With e-filing, paper tax forms are getting harder to find

March 28, 2013 By Mary Frost Brooklyn Daily Eagle
Share this:

Brooklyn Business Library carries tax forms going back to 1979

The majority of taxpayers now file their income taxes online, but if you are one of the roughly 20 percent who still submit on paper, don’t wait until the April 15 tax filing deadline to pick up your forms, because you may not find them in time.

In its push to encourage electronic filing, the IRS no longer automatically sends taxpayers paper income tax packages in the mail. Breaking years of tradition, tax forms are no longer available at many post office branches — and not all library branches carry them, either.

For the computer-literate, most forms can be downloaded from the IRS website, though a few must be requested directly from the IRS. Call 1-800-TAX-FORM for more information.

The IRS also offers forms and tax assistance at Taxpayer Assistance Centers. The Brooklyn assistance center is located at 2 Metro Tech, 1st floor, 718-834-6559, Monday – Friday: 8:30 a.m. – 4:30 p.m.

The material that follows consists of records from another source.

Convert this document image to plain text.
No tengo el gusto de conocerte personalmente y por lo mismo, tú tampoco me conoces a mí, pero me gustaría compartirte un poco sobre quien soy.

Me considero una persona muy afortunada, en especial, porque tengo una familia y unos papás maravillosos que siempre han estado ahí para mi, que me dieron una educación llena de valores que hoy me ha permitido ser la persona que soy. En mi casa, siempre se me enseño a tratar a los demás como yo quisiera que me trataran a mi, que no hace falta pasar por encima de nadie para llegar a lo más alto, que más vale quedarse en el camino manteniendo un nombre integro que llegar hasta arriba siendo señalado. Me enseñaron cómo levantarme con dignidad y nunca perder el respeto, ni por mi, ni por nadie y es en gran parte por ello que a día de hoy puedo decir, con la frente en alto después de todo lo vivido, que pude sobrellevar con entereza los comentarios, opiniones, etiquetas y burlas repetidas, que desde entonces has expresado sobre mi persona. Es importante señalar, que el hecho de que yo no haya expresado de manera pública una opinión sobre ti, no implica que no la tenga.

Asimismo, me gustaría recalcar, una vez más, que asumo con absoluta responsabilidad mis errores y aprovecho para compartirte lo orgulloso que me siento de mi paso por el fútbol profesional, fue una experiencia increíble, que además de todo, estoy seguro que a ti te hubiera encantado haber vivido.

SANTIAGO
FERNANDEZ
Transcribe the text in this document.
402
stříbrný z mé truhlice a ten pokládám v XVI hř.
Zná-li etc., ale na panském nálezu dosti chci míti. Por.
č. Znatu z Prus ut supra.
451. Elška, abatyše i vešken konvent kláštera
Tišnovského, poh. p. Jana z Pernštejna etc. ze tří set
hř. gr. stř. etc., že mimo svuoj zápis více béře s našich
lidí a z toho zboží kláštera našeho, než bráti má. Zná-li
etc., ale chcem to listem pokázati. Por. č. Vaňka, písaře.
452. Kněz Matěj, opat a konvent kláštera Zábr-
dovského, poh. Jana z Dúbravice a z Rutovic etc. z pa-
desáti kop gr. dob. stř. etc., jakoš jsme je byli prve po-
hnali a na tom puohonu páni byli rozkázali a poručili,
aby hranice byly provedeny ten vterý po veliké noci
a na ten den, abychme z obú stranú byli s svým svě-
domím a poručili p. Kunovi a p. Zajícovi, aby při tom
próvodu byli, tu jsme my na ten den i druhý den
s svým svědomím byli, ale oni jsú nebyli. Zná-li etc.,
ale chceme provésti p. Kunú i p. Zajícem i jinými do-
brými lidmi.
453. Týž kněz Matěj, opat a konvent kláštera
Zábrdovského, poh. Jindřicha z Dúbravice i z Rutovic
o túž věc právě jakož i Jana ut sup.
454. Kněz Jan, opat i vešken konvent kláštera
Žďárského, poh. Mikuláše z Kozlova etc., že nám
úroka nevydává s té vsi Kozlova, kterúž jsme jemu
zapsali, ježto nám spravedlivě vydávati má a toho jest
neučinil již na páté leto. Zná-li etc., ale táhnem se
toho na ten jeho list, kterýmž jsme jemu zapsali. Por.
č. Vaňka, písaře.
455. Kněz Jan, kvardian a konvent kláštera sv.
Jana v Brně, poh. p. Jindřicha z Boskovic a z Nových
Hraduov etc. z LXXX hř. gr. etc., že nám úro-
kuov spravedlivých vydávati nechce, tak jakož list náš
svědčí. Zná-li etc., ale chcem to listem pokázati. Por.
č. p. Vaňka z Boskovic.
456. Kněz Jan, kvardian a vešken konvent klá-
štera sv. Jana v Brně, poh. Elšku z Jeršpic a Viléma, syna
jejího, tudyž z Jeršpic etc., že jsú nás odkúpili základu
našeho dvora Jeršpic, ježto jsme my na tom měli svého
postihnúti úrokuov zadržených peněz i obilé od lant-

In Brooklyn, basic Federal and New York State tax forms are still available at the Central Library at Grand Army Plaza and the Business and Career Library at 280 Cadman Plaza West in Brooklyn Heights. (Call other branches to find out if they carry them.)

Some forms from previous years can be found at the Central and Business branches as well. The Central Library has reproducible copies of Federal tax forms from 2007-2011 and New York State tax forms for the years 2010-2011.

An even larger selection is available at the Business branch, which has reproducible copies of Federal tax forms 1983 to 2011 and New York State tax forms 1979-1984,1986-1991,1994-2005, and 2008-2011.

“The [Business] library’s staff has done, in my opinion, a fantastic job this year in putting together a collection of tax forms for the federal and state income taxes,” said Brooklyn Heights resident Martin Feuerman via email to the Brooklyn Eagle.

“They have all of the most commonly used forms (and some not so common!),” he said. “They have organized the forms by reserving a couple of bookshelves in the Business Library, and have indicated the form numbers on the edges of the shelves so it is easy to locate what you need. And by the way, they have forms for late filers. I’m sure many will miss this annual service if the library closes (even ‘temporarily’).”

If you want to try your hand at filing your own taxes online, the IRS offers a “Free File” online option for those with an adjusted gross income of $57,000 or less.

New York State also offers an e-file service. Note: To save money, the New York State Department of Taxation and Finance eliminated its toll-free tax help line. Callers must dial 518-457-5181; long-distance charges apply.